The need to ask almost choked Emily, but if ever there was a time to be careful what you ask, this had to be it. She couldn’t think of any answer that would be good when trying to understand the amazing appearance of the 1890’s transmogrification machine, fluid cast iron, a big red energy ball, and
freaking lying time creeps
.

They’d retreated back to the “parlor” of the machine to discuss options—like they had any. The Emergency Absquatulation Device buzzed in her pocket, so she took it out, set it on the tea table, and then wished she hadn’t, because if it was what brought the machine, then it was the key to keeping what was hers. She sat down, a bit primly because the chair and the parlor demanded prim, and it helped her feel more in control, an illusion she was happy to promote as long as it worked for her, despite the EAD vibrating against the tea tray.

“Is there a way to bypass the affected sections and cut off the flow of energy?” Ric not-Jones asked the question, his gaze hitting Robert, then passing to her with enough reluctance to be obvious.

Robert ruffled his hair in a nervous gesture that was new. He’d been so contained, so careful up to this point, as if he knew every move he made said something about who and what he was.

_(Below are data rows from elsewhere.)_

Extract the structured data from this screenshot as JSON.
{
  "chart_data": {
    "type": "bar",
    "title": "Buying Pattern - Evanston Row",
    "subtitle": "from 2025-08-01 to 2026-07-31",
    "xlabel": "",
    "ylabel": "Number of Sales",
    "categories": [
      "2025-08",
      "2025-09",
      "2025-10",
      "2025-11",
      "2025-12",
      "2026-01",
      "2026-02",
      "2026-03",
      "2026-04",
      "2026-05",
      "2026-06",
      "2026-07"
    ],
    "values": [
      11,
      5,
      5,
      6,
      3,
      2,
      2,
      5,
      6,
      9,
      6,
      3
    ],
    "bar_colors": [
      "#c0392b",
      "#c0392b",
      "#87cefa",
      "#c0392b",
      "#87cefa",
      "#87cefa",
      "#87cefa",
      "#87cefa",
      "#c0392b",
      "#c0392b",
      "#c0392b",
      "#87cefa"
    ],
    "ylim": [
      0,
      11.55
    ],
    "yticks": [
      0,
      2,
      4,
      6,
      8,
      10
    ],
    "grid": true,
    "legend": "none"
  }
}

This movement seemed more natural and upped the whole geek vibe he had going. Upping the geek vibe upped the hot factor by some number or other. Like a big one.

Freaking lying time creeps.
Ric not-Jones knew what it meant. He’d been horrified but not surprised. Figured that the cutest guy to walk into her life in forever would be crazier than she was unless—could crazy be drawn to crazy? For a guy that geeky-cool, a girl could overlook a lot, especially when she had more than a few crazy skeletons in her closet. She didn’t want to think it, but sometimes a girl had to think what a girl had to think.

Oh my darling.

It seemed it took more than twice to get that out of the system.

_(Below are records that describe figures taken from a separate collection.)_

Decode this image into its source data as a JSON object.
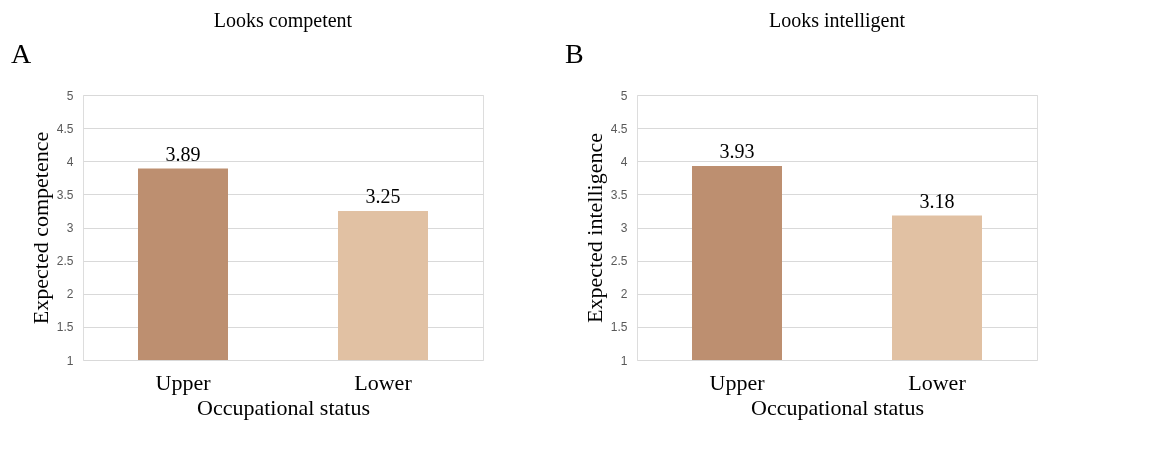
{
  "chart_data": [
    {
      "type": "bar",
      "title": "Looks competent",
      "xlabel": "Occupational status",
      "ylabel": "Expected competence",
      "annotations": [
        "A"
      ],
      "categories": [
        "Upper",
        "Lower"
      ],
      "values": [
        3.89,
        3.25
      ],
      "colors": [
        "#bd8f70",
        "#e1c1a3"
      ],
      "ylim": [
        1,
        5
      ],
      "yticks": [
        1,
        1.5,
        2,
        2.5,
        3,
        3.5,
        4,
        4.5,
        5
      ],
      "grid": "y",
      "data_labels": true
    },
    {
      "type": "bar",
      "title": "Looks intelligent",
      "xlabel": "Occupational status",
      "ylabel": "Expected intelligence",
      "annotations": [
        "B"
      ],
      "categories": [
        "Upper",
        "Lower"
      ],
      "values": [
        3.93,
        3.18
      ],
      "colors": [
        "#bd8f70",
        "#e1c1a3"
      ],
      "ylim": [
        1,
        5
      ],
      "yticks": [
        1,
        1.5,
        2,
        2.5,
        3,
        3.5,
        4,
        4.5,
        5
      ],
      "grid": "y",
      "data_labels": true
    }
  ]
}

Robert looked at her. “What do you think? Can it be bypassed?”

He thought she could fix it? Or help?
Oh my darling.
Maybe she didn’t want to get that out of her system.
Okay, he’s not yours, so focus on the question
.

She frowned, considering what she’d seen in her external survey. “None of the specs for the machine were found after Uncle E’s disappearance. Still, on the surface it’s a fairly standard steam engine, a miniature cross-drum type of water-tube boiler. I can fix it, but the red ball, and the…”

“The spatial anomaly.”

“Yeah, that.” How had that happened? Did she want to know? Jury still out. She fingered a few of the dyed strands of hair. She needed to see more of the machine’s innards before she started cutting off power. “I don’t do anomalies.”

“The location has to be the key to the way the gauges are behaving,” Robert agreed, as if she’d been wise and possibly wonderful. And his eyes hadn’t glazed over yet.

He might be the perfect guy—for her. Maybe two times crazy would be zero? If crazy was the same as zero. She thought for a minute and ended up not sure.

“Or misbehaving,” Emily tacked on with a grin, hoping he’d smile again. He released them like a miser, but they were worth the wait. She stood up, partly because the chair was freaking uncomfortable, and so she could take a gander at the gauges again. The variations were getting smaller, which could mean it would sync and activate again. She propped a shoulder against the hatch opening. “I think we’re running out of time. We might have to work this out where you found it before.”

It wasn’t a question, though there might have been a query at its heart.

Ric not-Jones jerked.

Carey, still on the museum floor, but participating by leaning into the opening, frowned. “There should be at least twelve hours before it does anything.”

That guy knew a lot he was leaking out in dribs and drabs. Ric not-Jones didn’t leak, though he did look a lot, which added up to leaking of a sort. And he jerked more than he should if he wanted to keep secrets. Fyn still seemed unimpressed by any of it. It did make a girl wonder, but not enough to ask, not until she could be sure it was an answer she wanted to hear. That hadn’t happened for years.